Just about every spiritual tradition preaches it; just about every psychological tradition teaches it. So why is it so hard to learn to separate one's desire from expectations of its fulfillment? Why is it so tempting to give up wanting what doesn't seem to be forthcoming?
One of my strongest desires is help potentiate a paradigm shift in which things like artistic creativity and justice tempered by love move to the center of our social concerns, instead of remaining out on the margins where they've been pushed by the mechanistic, materialistic force that has dominated for far too long. Pursuing that desire, I generate essays, talks, workshops, letters, teachings, polemics, parables, and often, these resonate with the people who receive them.
But resonance doesn't always initialize action. Even when something has the ring of truth, a countervailing force—a powerful inertia—may impede our will to act on it. It's expressed in different ways:
"I don't see anyone in Congress who's going to sponsor a new WPA right now."
"Yeah, the old healthcare system isn't working, but people aren't going to to change; they're just too comfortable, too lazy, too easily fooled."
"Teaching to the tests is poisoning the next generation's education, but all Washington understands is metrics and optics, so what are you going to do?"
"The entire financial system needs an overhaul or the country is going down. But Wall Street will block it, and people are too stupid or too complacent to make it happen despite their objections."
All of them add up to the same recipe: the fear of alignment with a lost cause, of failing or looking foolish; the irrational conviction that we know the future and it's against us; anger and resentment at indifference to injustice; all of that baked into a pièce de résistance that keeps us from trying—thus fulfilling the proposition that trying isn't worth the effort.
The biggest obstacle to progress I encounter, in myself and others, is a immobilizing disappointment. And every day, I see something more clearly. While we can't know that our efforts will bring the desired results, this much is clear: the longer we postpone the sustained work of shifting the culture toward humane values because the odds are against us, the longer we will wait for the change to begin.
Everything happening in the external world of politics and culture has its correlate in the little world of the individual and family, of course. Through a quirk of the Hebrew calendar, even though the secular dates are weeks apart, this has been a week of yahrtzeits: the anniversary of my father's death 53 year ago last Saturday; and of my mother's death in 1999 today.

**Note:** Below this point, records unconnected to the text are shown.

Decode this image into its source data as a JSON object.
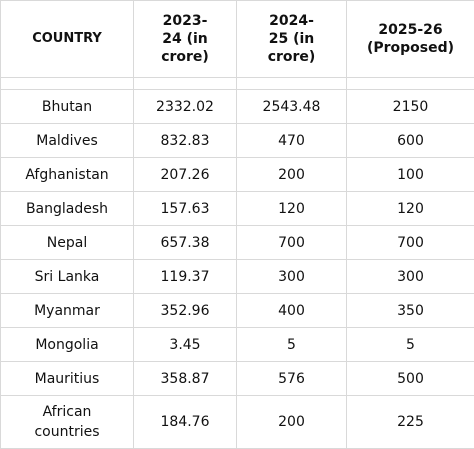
{
  "table": {
    "headers": [
      {
        "line1": "COUNTRY",
        "line2": "",
        "line3": ""
      },
      {
        "line1": "2023-",
        "line2": "24 (in",
        "line3": "crore)"
      },
      {
        "line1": "2024-",
        "line2": "25 (in",
        "line3": "crore)"
      },
      {
        "line1": "2025-26",
        "line2": "(Proposed)",
        "line3": ""
      }
    ],
    "rows": [
      {
        "country": "Bhutan",
        "country_line2": "",
        "y2023": "2332.02",
        "y2024": "2543.48",
        "y2025": "2150"
      },
      {
        "country": "Maldives",
        "country_line2": "",
        "y2023": "832.83",
        "y2024": "470",
        "y2025": "600"
      },
      {
        "country": "Afghanistan",
        "country_line2": "",
        "y2023": "207.26",
        "y2024": "200",
        "y2025": "100"
      },
      {
        "country": "Bangladesh",
        "country_line2": "",
        "y2023": "157.63",
        "y2024": "120",
        "y2025": "120"
      },
      {
        "country": "Nepal",
        "country_line2": "",
        "y2023": "657.38",
        "y2024": "700",
        "y2025": "700"
      },
      {
        "country": "Sri Lanka",
        "country_line2": "",
        "y2023": "119.37",
        "y2024": "300",
        "y2025": "300"
      },
      {
        "country": "Myanmar",
        "country_line2": "",
        "y2023": "352.96",
        "y2024": "400",
        "y2025": "350"
      },
      {
        "country": "Mongolia",
        "country_line2": "",
        "y2023": "3.45",
        "y2024": "5",
        "y2025": "5"
      },
      {
        "country": "Mauritius",
        "country_line2": "",
        "y2023": "358.87",
        "y2024": "576",
        "y2025": "500"
      },
      {
        "country": "African",
        "country_line2": "countries",
        "y2023": "184.76",
        "y2024": "200",
        "y2025": "225"
      }
    ]
  }
}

There are many people who endured much worse childhoods than mine, who grew up in war zones or detention camps or orphanages, sustaining unimaginable abuse. But my household of social and economic marginality, petty crime, ruthless self-preservation—suffice it to say that when I tell the tale, the unfailing response is surprise, the kind you'd reserve for a child with excellent table-manners who just happened to be raised by wolves.
This year, I suppose because I am at such a crossroads in life, the anniversaries hit me hard. I have been easily activated into anger or despair. It has been easy to tip the stream of my thoughts onto a rocky course, where I see myself as singled out for punishment. Along the stream, familiar objects float and bob: the feeling from childhood that I am being used; my identification with distorted ideas, such as the certainty that what I want will never come to pass. I keep hauling myself out of the water, reminding myself that old feelings are dragging me along, getting snagged on new situations. What with toggling back and forth between the limbic system and the neocortex—between emotional activation and rational thought—my brain in getting a big workout, and it is tiring.
Yesterday, a wise friend told me to look at the sense of entitlement, the narcissism, that was feeding the system. Since I prefer to see myself as an altruist, I didn't much like the view. "You think because you've suffered and worked hard and want it so much," my friend said, "you should have it. But why? Where is that written?"
My friend reminded me how important it is to break the chain between wanting and the expectation of getting. "Hold your desire. Get up every day and make your best offering. Then surrender. It's out of your hands."
I am familiar with the teaching that desire is suffering, but for me, it isn't true. It's not the wanting, but the conviction that desire should be fulfilled that brings pain. History is full of lost causes. Some stopped being lost and became real changes. Sometimes it happened in a surprising, tectonic shift, sometimes the change came by almost imperceptible degrees. But when such change arrives, it is always in the company of people who didn't give up on what they knew just because the odds were against them, people who weren't afraid to want and work, whether or not their wanting was fulfilled.
Surrendering feels like a big relief. I don't entirely trust my ability to remember that, but I'm guessing life will provide abundant reminders. And along the way, I hope to get up each day, make my best offering, beam my desire into the world like a homing beacon, and tune out the tyranny of the instantly achievable. Desire, offering, surrender.